Meskipun memiliki manfaat kesehatan yang banyak, masyarakat umum sering kesulitan mengolahnya sendiri karena asam oksalatnya. Namun, asam oksalat dapat dihilangkan dengan beberapa metode, seperti penggunaan larutan NaCl, bio pengurai, garam krosok, dan abu.
Biasanya porang tumbuh dengan mudah di dataran rendah yang sedikit kering, seperti semak belukar, area terganggu, dan pinggiran hutan. Apabila dibudidaya oleh petani, porang dapat panen perdana dalam jangka waktu 2 tahun dan selanjutnya setiap satu tahun sekali porang dapat dipanen kembali tanpa perlu menanam umbinya lagi.

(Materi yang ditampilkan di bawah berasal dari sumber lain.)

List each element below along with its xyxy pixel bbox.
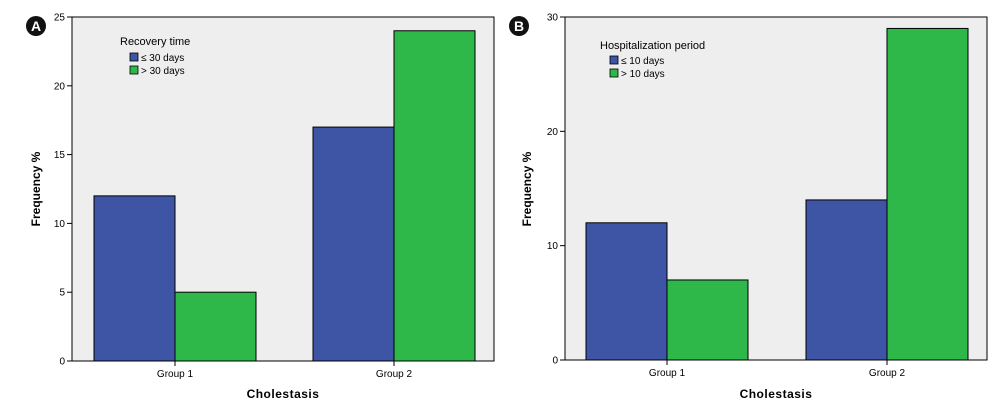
x-tick-label: Group 2 xyxy=(869,368,906,379)
y-tick-label: 25 xyxy=(54,13,66,24)
y-tick-label: 20 xyxy=(54,81,66,92)
y-tick-label: 0 xyxy=(59,357,65,368)
y-axis-label: Frequency % xyxy=(520,151,534,226)
bar-group-1-series-1 xyxy=(93,195,176,362)
chart-panel-b: 0 10 20 30 Group 1 Group 2 Cholestasis Frequenc… xyxy=(509,13,988,401)
legend-swatch-2 xyxy=(129,65,139,75)
x-tick-label: Group 1 xyxy=(157,369,194,380)
y-tick-label: 15 xyxy=(54,150,66,161)
x-tick-label: Group 1 xyxy=(649,368,686,379)
y-tick-label: 10 xyxy=(547,241,559,252)
bar-group-2-series-1 xyxy=(805,199,888,361)
x-tick-label: Group 2 xyxy=(376,369,413,380)
y-axis-label: Frequency % xyxy=(29,151,43,226)
x-axis-label: Cholestasis xyxy=(247,387,320,401)
y-tick-label: 30 xyxy=(547,13,559,24)
legend-item-1: ≤ 30 days xyxy=(141,53,184,64)
bar-group-2-series-2 xyxy=(886,27,969,361)
legend-title: Recovery time xyxy=(120,36,190,48)
panel-badge-letter: A xyxy=(31,18,41,34)
panel-badge: A xyxy=(26,16,46,36)
legend-item-2: > 30 days xyxy=(141,66,185,77)
legend-swatch-1 xyxy=(129,52,139,62)
panel-badge-letter: B xyxy=(514,18,524,34)
panel-badge-circle xyxy=(26,16,46,36)
y-tick-label: 5 xyxy=(59,288,65,299)
panel-badge-circle xyxy=(509,16,529,36)
y-tick-label: 20 xyxy=(547,127,559,138)
legend-item-1: ≤ 10 days xyxy=(621,56,664,67)
y-tick-label: 0 xyxy=(552,356,558,367)
legend-swatch-1 xyxy=(609,55,619,65)
legend: Hospitalization period ≤ 10 days > 10 days xyxy=(600,40,705,80)
bar-group-1-series-2 xyxy=(174,291,257,362)
legend-swatch-2 xyxy=(609,68,619,78)
y-tick-label: 10 xyxy=(54,219,66,230)
bar-group-2-series-1 xyxy=(312,126,395,362)
panel-badge: B xyxy=(509,16,529,36)
legend-title: Hospitalization period xyxy=(600,40,705,52)
bar-group-1-series-2 xyxy=(666,279,749,361)
legend-item-2: > 10 days xyxy=(621,69,665,80)
legend: Recovery time ≤ 30 days > 30 days xyxy=(120,36,190,77)
chart-panel-a: 0 5 10 15 20 25 Group 1 Group 2 Cholestasis Frequ… xyxy=(26,13,495,401)
bar-group-1-series-1 xyxy=(585,222,668,361)
x-axis-label: Cholestasis xyxy=(740,387,813,401)
bar-group-2-series-2 xyxy=(393,30,476,362)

Porang dibudidayakan oleh petani di berbagai wilayah di Indonesia, termasuk di desa Rejoyoso, Bantur, Kabupaten Malang. Umbi porang diekspor dan diolah menjadi tepung dan keripik di kota Pasuruan, yang merupakan sentra budidaya dan pengolahan porang sejak tahun 1971.
Sebelum menjadi populer, porang sudah menjadi komoditas ekspor yang menjanjikan. Harapannya, dengan perkembangan teknologi, Indonesia dapat memproduksi sendiri makanan dari porang sehingga lebih mudah diakses oleh masyarakat.
Selain porang, ada juga olahan beras rendah kalori yang dikenal dengan nama shirataki. Produk ini juga terkenal sebagai makanan diet dan tersedia dalam bentuk tepung, beras, dan mie.
Olahan dari porang dan konjac (bahan dasar shirataki) ini terkenal dapat menurunkan berat badan, menurunkan kolesterol, mencegah sembelit, dan aman bagi penderita diabetes.
Dalam kunjungan Presiden Jokowi ke pabrik pengolahan porang di Madiun pada 19 Agustus 2021 lalu, beliau menegaskan bahwa porang merupakan komoditas pengganti beras yang lebih sehat karena kadar gulanya sangat rendah.
Porang memiliki manfaat kesehatan yang sangat beragam, mulai dari rendah kalori hingga bebas gula. Semakin banyak orang yang menyadari manfaatnya ini, semakin berkembang pula minat terhadap porang di masa depan.